Спотыкаясь о ледяные корки на асфальте, Кулебякин подбежал к будущему шедевру и опешил: перед ним лежала крупная птица – из тех, чье праздничное оперение привлекает посетителей городских зверинцев и ностальгирующих аниматоров.


Птица была мертвой, а потому – невероятно стильной (премия Леси Украинки точно обеспечена!). Дрожащими руками Сева приподнял пахнущий летом и амазонскими культами трупик, воровато засунул его подмышку и устремился обратно в мастерскую.


 


***


Приходить в себя Борька не хотел. Ему снились теплые края, где на рослых пальмах топорщатся кедровые шишки, и десятки крылатых собратьев танцуют танго на крышах Сантьяго-дель-Эстеро. От приятных сновидений Борьку отвлек резкий запах. Ара нехотя открыл правый глаз и увидел мужичка, суетливо размазывающего краски по дешевому холсту.

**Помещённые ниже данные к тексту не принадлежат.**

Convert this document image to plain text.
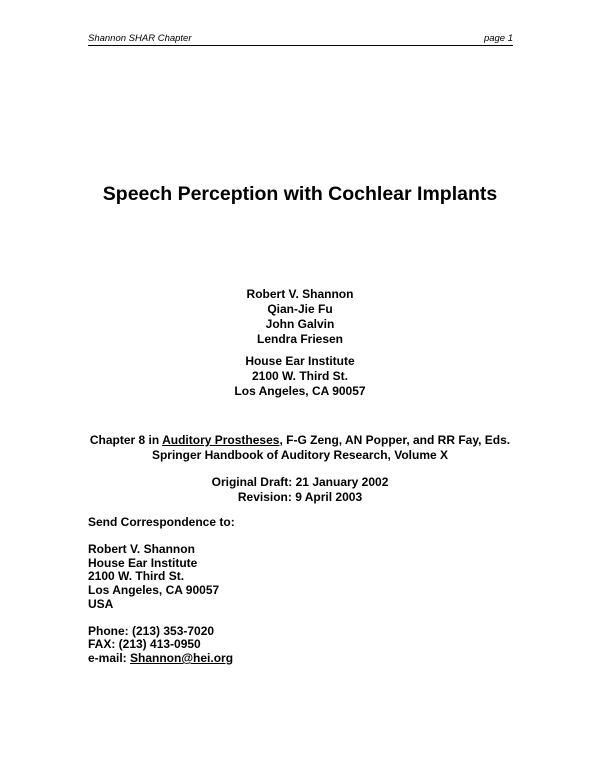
Shannon SHAR Chapter	page 1
Speech Perception with Cochlear Implants
Robert V. Shannon
Qian-Jie Fu
John Galvin
Lendra Friesen
House Ear Institute
2100 W. Third St.
Los Angeles, CA 90057
Chapter 8 in Auditory Prostheses, F-G Zeng, AN Popper, and RR Fay, Eds.
Springer Handbook of Auditory Research, Volume X
Original Draft: 21 January 2002
Revision: 9 April 2003
Send Correspondence to:
Robert V. Shannon
House Ear Institute
2100 W. Third St.
Los Angeles, CA 90057
USA
Phone: (213) 353-7020
FAX: (213) 413-0950
e-mail: Shannon@hei.org
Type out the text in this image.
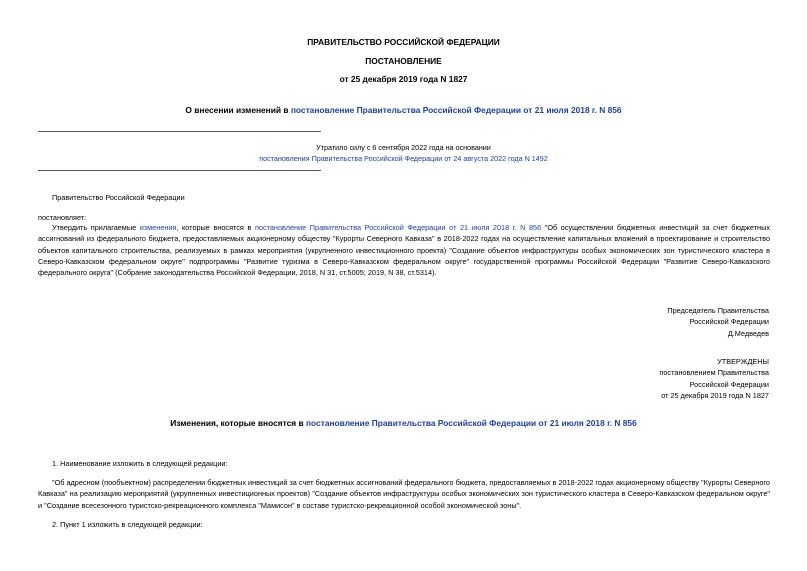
ПРАВИТЕЛЬСТВО РОССИЙСКОЙ ФЕДЕРАЦИИ
ПОСТАНОВЛЕНИЕ
от 25 декабря 2019 года N 1827
О внесении изменений в постановление Правительства Российской Федерации от 21 июля 2018 г. N 856
Утратило силу с 6 сентября 2022 года на основании
постановления Правительства Российской Федерации от 24 августа 2022 года N 1492
Правительство Российской Федерации
постановляет:
Утвердить прилагаемые изменения, которые вносятся в постановление Правительства Российской Федерации от 21 июля 2018 г. N 856 "Об осуществлении бюджетных инвестиций за счет бюджетных ассигнований из федерального бюджета, предоставляемых акционерному обществу "Курорты Северного Кавказа" в 2018-2022 годах на осуществление капитальных вложений в проектирование и строительство объектов капитального строительства, реализуемых в рамках мероприятия (укрупненного инвестиционного проекта) "Создание объектов инфраструктуры особых экономических зон туристического кластера в Северо-Кавказском федеральном округе" подпрограммы "Развитие туризма в Северо-Кавказском федеральном округе" государственной программы Российской Федерации "Развитие Северо-Кавказского федерального округа" (Собрание законодательства Российской Федерации, 2018, N 31, ст.5005; 2019, N 38, ст.5314).
Председатель Правительства
Российской Федерации
Д.Медведев
УТВЕРЖДЕНЫ
постановлением Правительства
Российской Федерации
от 25 декабря 2019 года N 1827
Изменения, которые вносятся в постановление Правительства Российской Федерации от 21 июля 2018 г. N 856
1. Наименование изложить в следующей редакции:
"Об адресном (пообъектном) распределении бюджетных инвестиций за счет бюджетных ассигнований федерального бюджета, предоставляемых в 2018-2022 годах акционерному обществу "Курорты Северного Кавказа" на реализацию мероприятий (укрупненных инвестиционных проектов) "Создание объектов инфраструктуры особых экономических зон туристического кластера в Северо-Кавказском федеральном округе" и "Создание всесезонного туристско-рекреационного комплекса "Мамисон" в составе туристско-рекреационной особой экономической зоны".
2. Пункт 1 изложить в следующей редакции:
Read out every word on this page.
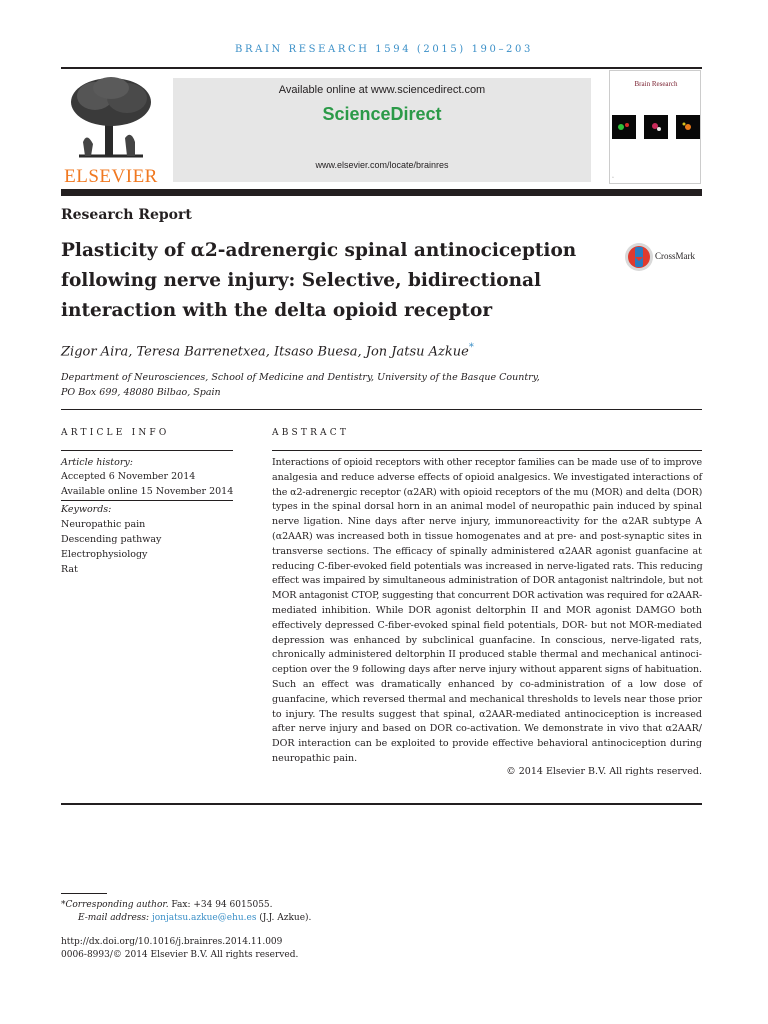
BRAIN RESEARCH 1594 (2015) 190–203
ELSEVIER
Available online at www.sciencedirect.com
ScienceDirect
www.elsevier.com/locate/brainres
Brain Research
▫
Research Report
Plasticity of α2-adrenergic spinal antinociception
following nerve injury: Selective, bidirectional
interaction with the delta opioid receptor
CrossMark
Zigor Aira, Teresa Barrenetxea, Itsaso Buesa, Jon Jatsu Azkue*
Department of Neurosciences, School of Medicine and Dentistry, University of the Basque Country,
PO Box 699, 48080 Bilbao, Spain
ARTICLE INFO	ABSTRACT
Article history:
Accepted 6 November 2014
Available online 15 November 2014
Keywords:
Neuropathic pain
Descending pathway
Electrophysiology
Rat
Interactions of opioid receptors with other receptor families can be made use of to improve
analgesia and reduce adverse effects of opioid analgesics. We investigated interactions of
the α2-adrenergic receptor (α2AR) with opioid receptors of the mu (MOR) and delta (DOR)
types in the spinal dorsal horn in an animal model of neuropathic pain induced by spinal
nerve ligation. Nine days after nerve injury, immunoreactivity for the α2AR subtype A
(α2AAR) was increased both in tissue homogenates and at pre- and post-synaptic sites in
transverse sections. The efficacy of spinally administered α2AAR agonist guanfacine at
reducing C-fiber-evoked field potentials was increased in nerve-ligated rats. This reducing
effect was impaired by simultaneous administration of DOR antagonist naltrindole, but not
MOR antagonist CTOP, suggesting that concurrent DOR activation was required for α2AAR-
mediated inhibition. While DOR agonist deltorphin II and MOR agonist DAMGO both
effectively depressed C-fiber-evoked spinal field potentials, DOR- but not MOR-mediated
depression was enhanced by subclinical guanfacine. In conscious, nerve-ligated rats,
chronically administered deltorphin II produced stable thermal and mechanical antinoci-
ception over the 9 following days after nerve injury without apparent signs of habituation.
Such an effect was dramatically enhanced by co-administration of a low dose of
guanfacine, which reversed thermal and mechanical thresholds to levels near those prior
to injury. The results suggest that spinal, α2AAR-mediated antinociception is increased
after nerve injury and based on DOR co-activation. We demonstrate in vivo that α2AAR/
DOR interaction can be exploited to provide effective behavioral antinociception during
neuropathic pain.
© 2014 Elsevier B.V. All rights reserved.
*Corresponding author. Fax: +34 94 6015055.
E-mail address: jonjatsu.azkue@ehu.es (J.J. Azkue).
http://dx.doi.org/10.1016/j.brainres.2014.11.009
0006-8993/© 2014 Elsevier B.V. All rights reserved.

Сева боялся не успеть: комнатная температура рано или поздно сделает свое дело – замерзшая тушка оттает и наполнит помещение терпким ароматом тлена. А это некрасиво. Писать надо было быстро, чтобы каждое перышко, каждая ворсинка выглядела натурально. Чтобы предатель-Юрасик понял, что, потерпи он еще немного, они были бы богаты и счастливы. Они купили бы билеты в Лондон, где не надо ни перед кем отчитываться и притворятся слесарями, завели бы ребенка и указали в его свидетельстве о рождении нейтральное «родитель». Они бы...


Борька пошевелился. Левое крыло болело, но на фоне неминуемой гибели этот нюанс казался мелочью. Наклонив голову, попугай подумал, что этот напыщенный идиот-maricón, должно быть, также одинок, как и он, Борька. Начиналась новая жизнь.